L15 - NLP Flashcards
Define Bayesian
Statistical method that assigns probabilities to events.
What is NLP?
Natural Language Processing is the subset of AI tasked with analysing and interpreting human language.
Give some examples of how NLP is used?
Text summation
Sentiment analysis
Topic extraction
Question answering
Spam detection
What is the bayesian spam detection formula?
P( message | spam ) = P(spam|message)P(spam ) / P(message)
How is NLP used for spam detection?
Historic data of both spam and non-spam emails is fed into some NLP model.
Creates a (message X word) matrix where each row is a message, each col is a word, and the value of the count of that word in the message.
From this matrix, classifications can be made regarding whether a message containing certain words is spam or not. This is the NLP classification model.
New message can be run through the model to determine whether it’s spam.
Explain how NLP can be used to determine whether a block of text is lyrics from a rock song…
- Download a large set of rock song lyrics.
- Break lyrics down into a large set of words.
- Perform Stemming or Lemmatisation on each word.
- Count all occurances of words
- This can be used to predict whether other lyrics are a rock song or not.
Define Stemming…
Process of reducing a word to its root form by removing prefixes of suffixes.
Define Lemmatisation…
Reducing words to their lemma (base form), which is the contextual root of the word.
For example, the lemma of studies if study. Whereas the stem of studies is studi ( not a real world )

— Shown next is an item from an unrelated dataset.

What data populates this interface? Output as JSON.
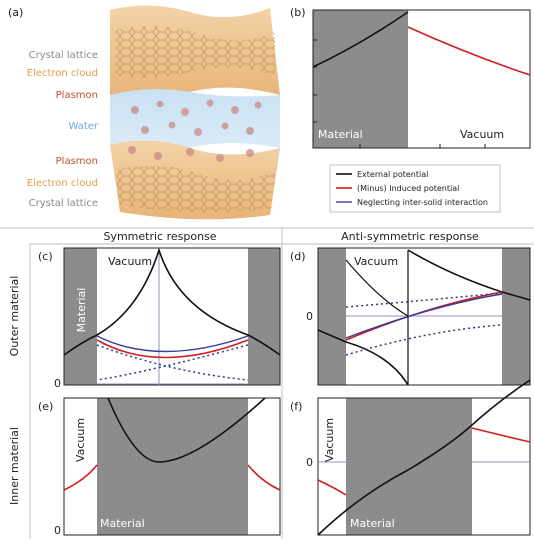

Why do we need stemming, lemmatisation or tokenisation?
Groups words or phrases with similar meanings, thus reducing the dimensional vector space of the models, and improves computability.
What is an issue with stemming that lemmatisation solves?
Stemming can lead to non-real worlds. E.g Studies -> Studi
In contrast, the lemma of studies is study.
What issue does Stemming and Lematisation solve?
High variation of similar words can lead to high dimensionality in the vector space. This degrades computation efficiency.
Thus, these reduce the dimensionality by grouping similar words to the same numeric value.
Define tokenisation…
Break a sentence or paragraph into individual words.
Give the Lemma of the following: was, changing, better, worse
be
change
good
bad
Why can tokenisation from english to another language cause issues?
Because other languages may not have the same sentence structure, and may have numerous to convey 1 word in english.
What is bag-of-words representation?
Vector based way of representing a text. Creates a Word Matrix containing all counts of each word in the text.
Each element int he vector represents the count of that word.
Columns contain all words in the text.
Each row is a sentence.
Can lead to sparse vectors.